Canadian Senator from Ontario
- In office 1912–1917
- Appointed by: Robert Borden

Member of Parliament for Hastings West
- In office 1888–1901
- Preceded by: Alexander Robertson
- Succeeded by: Edward Guss Porter

Personal details
- Born: May 2, 1851 Belleville, Canada West
- Died: April 23, 1917 (aged 65)
- Party: Conservative

= Henry Corby Jr. =

Canadian politician

Henry Corby (May 2, 1851 - April 23, 1917) was a Canadian businessman and politician. He represented Hastings West as a Conservative Member of Parliament (MP) from 1888 to 1901. Appointed to the Senate of Canada from Belleville, Ontario in 1912, he served until his death in office in 1917.

==Biography==
He was born in Belleville, Canada West in 1851, the son of Henry Corby and Alma Williams, who married in England in 1832 before immigrating to Upper Canada. His father started a grocery and distillery. As a youth Corby attended school at the Rockwood Academy in Rockwood, Ontario.

He grew up in his father's business and, in 1881, took it over. The distillery later became part of Corby Distilleries. Corby contributed much to the city of Belleville: he donated funding to establish the public library, helped develop the park at Massassaga Point, and founded the Corby Charitable Fund. Corby also donated the land and funds to develop Corby Park.

In the late nineteenth century, Belleville was a major market town. Outlying farmers were hampered in getting their produce to market across the Bay of Quinte by the slow ferries. Corby joined with other major businessmen first, to establish a charter for a steam ferry in 1879. Next they began to raise money to build the first bridge across the Bay of Quinte; the swing bridge was started in 1887 and completed in 1891. The bridge was privately funded, and for decades the directors originally charged varying tolls to pedestrians and other users of the bridge.

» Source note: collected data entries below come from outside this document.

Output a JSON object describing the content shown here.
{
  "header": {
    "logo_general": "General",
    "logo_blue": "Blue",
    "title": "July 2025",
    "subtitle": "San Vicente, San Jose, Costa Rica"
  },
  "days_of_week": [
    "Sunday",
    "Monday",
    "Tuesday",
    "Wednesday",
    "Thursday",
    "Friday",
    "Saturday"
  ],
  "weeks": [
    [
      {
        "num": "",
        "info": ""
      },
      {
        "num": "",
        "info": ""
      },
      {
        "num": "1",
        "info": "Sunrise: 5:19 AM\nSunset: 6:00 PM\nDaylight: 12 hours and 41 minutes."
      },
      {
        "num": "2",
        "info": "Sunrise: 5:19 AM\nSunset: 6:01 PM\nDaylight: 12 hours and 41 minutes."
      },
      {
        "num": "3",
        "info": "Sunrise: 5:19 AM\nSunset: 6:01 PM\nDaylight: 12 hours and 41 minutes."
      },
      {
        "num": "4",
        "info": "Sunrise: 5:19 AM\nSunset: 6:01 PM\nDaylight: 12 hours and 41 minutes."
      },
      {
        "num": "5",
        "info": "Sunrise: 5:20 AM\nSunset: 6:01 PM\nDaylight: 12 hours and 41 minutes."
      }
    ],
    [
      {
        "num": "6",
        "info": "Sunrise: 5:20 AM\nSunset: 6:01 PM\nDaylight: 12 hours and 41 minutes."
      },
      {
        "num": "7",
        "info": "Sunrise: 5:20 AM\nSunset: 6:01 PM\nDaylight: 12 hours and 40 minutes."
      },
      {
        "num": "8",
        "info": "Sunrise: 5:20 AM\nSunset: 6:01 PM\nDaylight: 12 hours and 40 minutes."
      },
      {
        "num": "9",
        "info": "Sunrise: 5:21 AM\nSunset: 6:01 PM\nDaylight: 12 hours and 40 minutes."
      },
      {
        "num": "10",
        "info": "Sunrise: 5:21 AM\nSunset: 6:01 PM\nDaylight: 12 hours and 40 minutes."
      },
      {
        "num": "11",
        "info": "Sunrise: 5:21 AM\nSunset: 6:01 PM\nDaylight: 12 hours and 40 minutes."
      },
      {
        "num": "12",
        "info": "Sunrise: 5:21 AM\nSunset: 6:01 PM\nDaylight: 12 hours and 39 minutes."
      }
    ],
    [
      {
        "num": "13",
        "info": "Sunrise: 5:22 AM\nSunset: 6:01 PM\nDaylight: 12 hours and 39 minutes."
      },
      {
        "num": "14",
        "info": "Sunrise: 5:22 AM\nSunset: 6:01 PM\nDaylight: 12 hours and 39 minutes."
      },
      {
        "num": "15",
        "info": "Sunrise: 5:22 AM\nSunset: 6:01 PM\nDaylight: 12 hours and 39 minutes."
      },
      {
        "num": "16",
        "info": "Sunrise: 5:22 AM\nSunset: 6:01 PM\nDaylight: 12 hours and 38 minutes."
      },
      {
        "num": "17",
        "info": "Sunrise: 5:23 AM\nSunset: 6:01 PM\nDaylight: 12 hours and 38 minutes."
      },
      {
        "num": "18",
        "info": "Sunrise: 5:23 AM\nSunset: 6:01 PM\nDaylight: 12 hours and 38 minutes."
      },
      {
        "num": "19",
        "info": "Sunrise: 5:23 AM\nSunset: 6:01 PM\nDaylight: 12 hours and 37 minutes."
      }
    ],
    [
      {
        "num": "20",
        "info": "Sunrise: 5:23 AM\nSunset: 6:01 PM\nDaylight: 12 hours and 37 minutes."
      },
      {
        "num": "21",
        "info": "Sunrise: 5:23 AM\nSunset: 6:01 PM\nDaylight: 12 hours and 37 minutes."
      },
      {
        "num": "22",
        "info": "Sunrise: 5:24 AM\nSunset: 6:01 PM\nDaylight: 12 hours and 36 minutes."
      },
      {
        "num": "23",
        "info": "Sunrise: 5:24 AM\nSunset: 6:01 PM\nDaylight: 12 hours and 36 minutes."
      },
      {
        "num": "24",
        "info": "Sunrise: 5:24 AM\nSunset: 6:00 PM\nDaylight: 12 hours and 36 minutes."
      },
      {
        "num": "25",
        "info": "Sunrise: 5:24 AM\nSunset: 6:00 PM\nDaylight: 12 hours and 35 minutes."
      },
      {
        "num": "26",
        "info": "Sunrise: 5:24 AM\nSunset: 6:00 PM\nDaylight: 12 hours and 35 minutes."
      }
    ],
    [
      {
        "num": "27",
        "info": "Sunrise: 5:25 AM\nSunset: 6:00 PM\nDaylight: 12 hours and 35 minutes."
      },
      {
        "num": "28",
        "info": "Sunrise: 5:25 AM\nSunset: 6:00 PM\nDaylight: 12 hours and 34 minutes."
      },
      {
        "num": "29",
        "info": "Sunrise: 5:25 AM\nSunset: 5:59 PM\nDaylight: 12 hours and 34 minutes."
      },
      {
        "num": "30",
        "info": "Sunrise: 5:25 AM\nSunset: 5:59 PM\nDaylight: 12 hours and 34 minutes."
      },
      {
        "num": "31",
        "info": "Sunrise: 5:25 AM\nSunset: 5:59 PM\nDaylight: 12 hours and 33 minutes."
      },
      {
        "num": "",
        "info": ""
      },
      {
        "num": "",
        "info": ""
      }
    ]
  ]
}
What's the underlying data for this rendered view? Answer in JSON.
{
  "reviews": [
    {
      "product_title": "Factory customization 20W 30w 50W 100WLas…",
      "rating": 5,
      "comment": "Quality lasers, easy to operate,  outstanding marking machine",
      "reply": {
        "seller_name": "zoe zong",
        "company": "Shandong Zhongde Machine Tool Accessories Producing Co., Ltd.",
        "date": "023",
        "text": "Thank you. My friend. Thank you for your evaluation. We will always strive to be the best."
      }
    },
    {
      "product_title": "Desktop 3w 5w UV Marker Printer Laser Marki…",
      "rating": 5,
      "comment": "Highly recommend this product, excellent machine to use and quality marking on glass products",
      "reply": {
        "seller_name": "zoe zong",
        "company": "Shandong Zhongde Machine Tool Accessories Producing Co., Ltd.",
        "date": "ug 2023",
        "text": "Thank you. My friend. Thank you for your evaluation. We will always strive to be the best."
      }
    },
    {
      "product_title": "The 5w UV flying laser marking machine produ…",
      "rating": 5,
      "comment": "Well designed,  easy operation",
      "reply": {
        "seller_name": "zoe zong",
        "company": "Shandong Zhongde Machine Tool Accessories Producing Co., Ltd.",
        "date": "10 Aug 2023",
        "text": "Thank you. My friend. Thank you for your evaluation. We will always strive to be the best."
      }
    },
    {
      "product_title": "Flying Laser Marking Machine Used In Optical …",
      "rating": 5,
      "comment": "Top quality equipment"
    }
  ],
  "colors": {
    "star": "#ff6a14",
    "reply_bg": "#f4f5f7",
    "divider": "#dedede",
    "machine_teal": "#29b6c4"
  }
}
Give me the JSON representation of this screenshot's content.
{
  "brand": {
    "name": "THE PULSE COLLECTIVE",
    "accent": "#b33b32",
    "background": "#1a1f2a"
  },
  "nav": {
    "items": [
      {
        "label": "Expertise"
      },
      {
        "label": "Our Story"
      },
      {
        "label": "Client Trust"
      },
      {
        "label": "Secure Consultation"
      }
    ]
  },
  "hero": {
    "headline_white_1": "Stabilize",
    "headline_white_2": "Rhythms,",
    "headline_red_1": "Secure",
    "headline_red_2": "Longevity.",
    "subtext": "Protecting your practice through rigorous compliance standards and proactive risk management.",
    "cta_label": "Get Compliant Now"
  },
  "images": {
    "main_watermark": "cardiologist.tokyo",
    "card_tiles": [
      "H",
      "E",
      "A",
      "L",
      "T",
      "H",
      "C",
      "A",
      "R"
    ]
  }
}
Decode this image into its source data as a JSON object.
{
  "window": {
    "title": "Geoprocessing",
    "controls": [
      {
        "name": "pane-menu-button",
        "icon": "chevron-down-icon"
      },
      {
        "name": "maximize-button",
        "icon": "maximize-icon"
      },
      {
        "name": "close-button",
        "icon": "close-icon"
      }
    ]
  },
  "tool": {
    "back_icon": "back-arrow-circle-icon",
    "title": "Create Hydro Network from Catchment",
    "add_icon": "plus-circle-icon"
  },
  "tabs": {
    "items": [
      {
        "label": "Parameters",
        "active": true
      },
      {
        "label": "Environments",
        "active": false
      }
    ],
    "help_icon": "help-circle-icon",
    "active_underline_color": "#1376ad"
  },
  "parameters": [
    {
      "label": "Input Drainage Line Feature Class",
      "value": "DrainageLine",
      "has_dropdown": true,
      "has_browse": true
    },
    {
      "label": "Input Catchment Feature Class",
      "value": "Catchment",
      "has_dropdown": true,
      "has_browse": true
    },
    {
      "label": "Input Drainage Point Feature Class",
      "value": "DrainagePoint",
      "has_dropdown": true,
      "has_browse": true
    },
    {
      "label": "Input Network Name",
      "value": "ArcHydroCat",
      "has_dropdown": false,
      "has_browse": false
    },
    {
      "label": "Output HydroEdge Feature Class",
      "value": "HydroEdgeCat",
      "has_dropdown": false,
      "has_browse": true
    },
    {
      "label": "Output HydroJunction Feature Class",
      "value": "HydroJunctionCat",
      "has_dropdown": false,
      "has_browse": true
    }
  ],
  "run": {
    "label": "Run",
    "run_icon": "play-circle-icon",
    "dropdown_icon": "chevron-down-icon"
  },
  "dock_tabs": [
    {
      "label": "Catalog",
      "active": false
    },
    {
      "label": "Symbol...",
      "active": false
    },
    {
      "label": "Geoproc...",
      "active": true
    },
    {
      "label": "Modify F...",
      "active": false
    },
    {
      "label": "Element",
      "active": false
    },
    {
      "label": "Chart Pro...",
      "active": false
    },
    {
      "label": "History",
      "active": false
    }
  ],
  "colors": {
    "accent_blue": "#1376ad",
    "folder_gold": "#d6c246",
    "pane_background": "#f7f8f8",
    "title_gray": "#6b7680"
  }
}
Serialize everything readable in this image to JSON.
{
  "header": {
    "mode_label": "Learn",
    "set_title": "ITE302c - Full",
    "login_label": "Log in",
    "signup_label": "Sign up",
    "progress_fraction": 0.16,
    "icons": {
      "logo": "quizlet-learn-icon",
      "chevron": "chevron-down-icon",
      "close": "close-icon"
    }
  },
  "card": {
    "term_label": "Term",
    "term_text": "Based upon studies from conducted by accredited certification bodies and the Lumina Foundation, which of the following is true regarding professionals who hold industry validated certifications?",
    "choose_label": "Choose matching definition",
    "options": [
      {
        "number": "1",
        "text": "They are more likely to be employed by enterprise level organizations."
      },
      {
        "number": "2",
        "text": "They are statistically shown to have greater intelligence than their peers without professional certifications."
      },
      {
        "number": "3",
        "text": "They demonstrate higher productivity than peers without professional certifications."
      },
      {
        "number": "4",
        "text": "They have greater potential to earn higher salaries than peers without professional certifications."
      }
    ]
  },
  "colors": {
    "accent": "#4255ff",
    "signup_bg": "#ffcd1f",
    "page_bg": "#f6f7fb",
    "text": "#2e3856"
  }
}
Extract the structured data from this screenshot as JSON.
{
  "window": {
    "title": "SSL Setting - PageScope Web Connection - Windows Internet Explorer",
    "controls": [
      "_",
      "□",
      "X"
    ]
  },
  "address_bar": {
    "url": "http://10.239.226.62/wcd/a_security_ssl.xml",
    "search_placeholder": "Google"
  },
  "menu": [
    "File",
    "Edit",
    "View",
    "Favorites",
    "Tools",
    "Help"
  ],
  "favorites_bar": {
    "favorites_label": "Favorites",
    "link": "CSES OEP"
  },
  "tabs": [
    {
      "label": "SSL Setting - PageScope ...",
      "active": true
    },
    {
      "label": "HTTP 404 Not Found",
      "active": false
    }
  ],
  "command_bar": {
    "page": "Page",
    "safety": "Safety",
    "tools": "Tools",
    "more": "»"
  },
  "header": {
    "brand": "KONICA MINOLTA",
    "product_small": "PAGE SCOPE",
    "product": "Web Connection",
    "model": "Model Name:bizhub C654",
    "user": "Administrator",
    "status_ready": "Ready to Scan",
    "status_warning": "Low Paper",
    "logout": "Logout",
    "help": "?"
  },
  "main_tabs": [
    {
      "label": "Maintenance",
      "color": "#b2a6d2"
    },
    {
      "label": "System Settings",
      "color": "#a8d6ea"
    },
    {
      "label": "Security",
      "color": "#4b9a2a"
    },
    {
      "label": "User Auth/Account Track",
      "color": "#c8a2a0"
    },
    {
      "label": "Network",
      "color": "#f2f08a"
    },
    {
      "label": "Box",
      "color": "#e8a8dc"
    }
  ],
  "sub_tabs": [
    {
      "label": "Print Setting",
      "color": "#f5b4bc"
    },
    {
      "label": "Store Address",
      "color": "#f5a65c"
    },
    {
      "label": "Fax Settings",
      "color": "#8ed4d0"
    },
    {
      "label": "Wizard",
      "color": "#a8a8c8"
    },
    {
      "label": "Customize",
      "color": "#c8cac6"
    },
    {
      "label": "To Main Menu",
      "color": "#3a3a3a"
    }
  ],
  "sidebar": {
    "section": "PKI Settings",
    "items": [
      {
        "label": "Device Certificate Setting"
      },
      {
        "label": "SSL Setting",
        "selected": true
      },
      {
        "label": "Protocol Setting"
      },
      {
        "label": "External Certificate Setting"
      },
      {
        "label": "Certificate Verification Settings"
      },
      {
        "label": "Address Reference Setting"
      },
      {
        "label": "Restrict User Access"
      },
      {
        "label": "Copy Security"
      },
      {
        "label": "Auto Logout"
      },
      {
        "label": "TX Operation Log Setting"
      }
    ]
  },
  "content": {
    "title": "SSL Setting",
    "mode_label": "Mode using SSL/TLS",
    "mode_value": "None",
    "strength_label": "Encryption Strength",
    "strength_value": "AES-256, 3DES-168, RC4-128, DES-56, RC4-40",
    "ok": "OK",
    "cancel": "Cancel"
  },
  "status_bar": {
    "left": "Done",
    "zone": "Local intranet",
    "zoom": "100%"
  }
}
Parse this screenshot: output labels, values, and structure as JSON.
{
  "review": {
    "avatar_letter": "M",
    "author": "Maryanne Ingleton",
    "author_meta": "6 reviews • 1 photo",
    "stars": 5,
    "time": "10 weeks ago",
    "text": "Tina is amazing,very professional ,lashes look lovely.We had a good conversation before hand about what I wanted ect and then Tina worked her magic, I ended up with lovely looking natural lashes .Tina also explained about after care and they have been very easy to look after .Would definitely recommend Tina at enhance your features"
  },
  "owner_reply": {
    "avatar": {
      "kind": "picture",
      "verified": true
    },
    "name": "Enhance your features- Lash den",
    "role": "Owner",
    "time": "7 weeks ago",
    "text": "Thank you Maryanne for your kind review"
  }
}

In 1920 the City of Belleville, Hastings County, and Ontario provincial government together bought the bridge to operate as a public utility. The following year they dropped the tolls.

Along with his municipal activities, Corby became politically active. He was elected to Parliament representing Hastings West as a Conservative Party member, serving 1888 to 1901. He returned to his businesses but was later appointed to the Senate of Canada in 1912; he served until his death in office in 1917.